Vent’anni fa, con l’avvento dei cellulari, si diceva che si sarebbe perso l’uso della scrittura, perché tutti parlavano e basta, poi sono arrivati gli sms, internet, le mail, e soprattutto i social network, e ora chiunque non fa altro che scrivere. Scrivono messaggi, scrivono status su Facebook, scrivono commenti a qualsiasi cosa: non è importante leggere, l’importante è scrivere per dire la propria. Ma come si scrive? Da cani. Non sto facendo un discorso da professorino dell’Accademia della Crusca, è che siamo proprio a livello di cavernicoli grammaticali.
In un’indagine condotta da «Libreriamo» sono elencati molti degli errori comuni, a cominciare dal famigerato «qual’è» scritto con l’apostrofo: al 76% degli intervistati la differenza tra elisione o troncamento proprio non entra in testa (anzi, quando glielo fai notare si stupiscono: «ma davvero non ci va?» e ti guardano sospettosi). Figuriamoci poi quando mettere l’apostrofo, eppure basterebbe ricordarsi di usarlo con le parole femminili: «un’amica» con apostrofo, «un amico» senza, è così difficile? Sembra di sì, anche perché i pronomi li sbaglia ben il 65%, con «gli» al posto di «le» quando il soggetto è femminile («Gli ho detto che era molto bella»). Qualcuno ricorda che «gli» al posto di «le» lo usava anche Alberto Moravia alla fine della sua carriera, per semplificare, io credo lo facesse solo perché si era rincoglionito (mentre Roberto Saviano, beccato con un «qual’è» su Twitter, non potendosi difendere con la grammatica si appellò a Pirandello). In ogni caso, altro dilemma amletico, la differenza tra c e q, riguarda ben il 58% (che scrivono per esempio «profiquo» o «evaquare»).

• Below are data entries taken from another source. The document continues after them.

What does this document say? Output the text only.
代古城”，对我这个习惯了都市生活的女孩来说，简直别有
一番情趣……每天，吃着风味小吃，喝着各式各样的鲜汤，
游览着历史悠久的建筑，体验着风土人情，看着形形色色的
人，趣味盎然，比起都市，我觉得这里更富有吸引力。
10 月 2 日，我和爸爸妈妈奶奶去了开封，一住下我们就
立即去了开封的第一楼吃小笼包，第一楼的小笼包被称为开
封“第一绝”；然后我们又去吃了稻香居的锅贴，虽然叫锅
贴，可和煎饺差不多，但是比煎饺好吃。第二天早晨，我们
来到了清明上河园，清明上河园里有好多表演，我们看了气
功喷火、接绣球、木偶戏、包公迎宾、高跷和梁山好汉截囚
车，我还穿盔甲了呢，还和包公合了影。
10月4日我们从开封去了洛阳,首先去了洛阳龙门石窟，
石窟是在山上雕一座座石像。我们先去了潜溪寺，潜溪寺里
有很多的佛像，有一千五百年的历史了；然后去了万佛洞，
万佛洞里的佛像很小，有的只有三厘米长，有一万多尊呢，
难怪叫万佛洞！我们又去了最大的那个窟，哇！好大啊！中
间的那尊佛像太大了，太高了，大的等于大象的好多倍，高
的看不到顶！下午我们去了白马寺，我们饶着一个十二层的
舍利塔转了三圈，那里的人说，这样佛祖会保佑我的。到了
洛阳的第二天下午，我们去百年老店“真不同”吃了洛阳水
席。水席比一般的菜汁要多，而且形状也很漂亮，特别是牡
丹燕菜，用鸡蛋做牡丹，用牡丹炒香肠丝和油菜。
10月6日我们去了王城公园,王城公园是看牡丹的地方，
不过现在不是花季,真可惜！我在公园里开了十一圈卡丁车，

Ci sono italiani che vanno dall’estetista a farsi «una ceretta al linguine» (il 13%, si presume di donne, ma di questi tempi non si sa). E poi l’uso giovanilistico, mai tramontato da un decennio, della k al posto del ch, se hai tredici anni lo capisco pure (non è vero, neppure in un tredicenne lo tollererei), per cui apri Whatsapp e ti vedi chiedere «Ke fai?», «Ke facciamo?», «Ke dici?». Eh, dico che dovresti tornare a scuola. Pardon, ke dovresti tornare a squola.
Imperversa anche l’abbreviazione di alcune parole con le doppie consonanti, «tt» al posto di «tutto», «nn» al posto di «non» («Come stai?», «Tt bene, nn torno a cena»), vai a capire cosa se ne fanno del tempo risparmiato nel digitare quattro lettere, neppure stessero su un aereo che sta precipitando e dovessero scrivere di fretta l’ultimo messaggio della loro vita. C’è poi un bel 19% che scrive «propio» al posto di «proprio», e il 15% usa la x al posto di «per» (molti fondendolo con l’uso della k, quindi un «perché» diventa un «xké?», solo a vederlo mi viene un conato di vomito).
Sui congiuntivi ormai è una battaglia persa, perfino in televisione non ne beccano uno neppure per sbaglio, del genere: «L’importante è che hai superato l’esame». Né si salvano vip e politici (a proposito di «né», con l’accento acuto si usa quando è negazione, come avverbio o pronome si scrive senza accento, e lo sbaglia il 47% degli italiani). L’Oscar in questo caso va a Luigi Di Maio, il quale dovette riscrivere lo stesso status di Facebook tre volte senza imbroccarlo neppure alla terza («Se c’è il rischio che soggetti spiano massime istituzioni dello Stato...», poi cambiato in «venissero spiate», poi in «Se c’è il rischio che due soggetti spiassero...»).
Ma la sciagura più grande sono i puntini di sospensione e i punti esclamativi, una vera e propria epidemia, usati regolarmente a sproposito. Anzitutto i puntini sono tre, non a caso, e si utilizzano per sospendere un discorso, una frase, io direi di usarli sempre il meno possibile, quasi mai, invece te li piazzano ovunque, tra una parola all’altra. Oggi nessuno che ti scriva più: «Sono andato al mare, era una bella giornata», piuttosto: «Sono... andato... al mare... era una bella... giornata......!!!!!». Non c’è da stupirsi se, secondo uno studio realizzato da Survey of Adult Skills, in Italia gli analfabeti funzionali sono ben il 28%. Sarà anche perché siamo il Paese europeo in cui si legge di meno, ma in compenso siamo impegnatissimi a scrivere, male.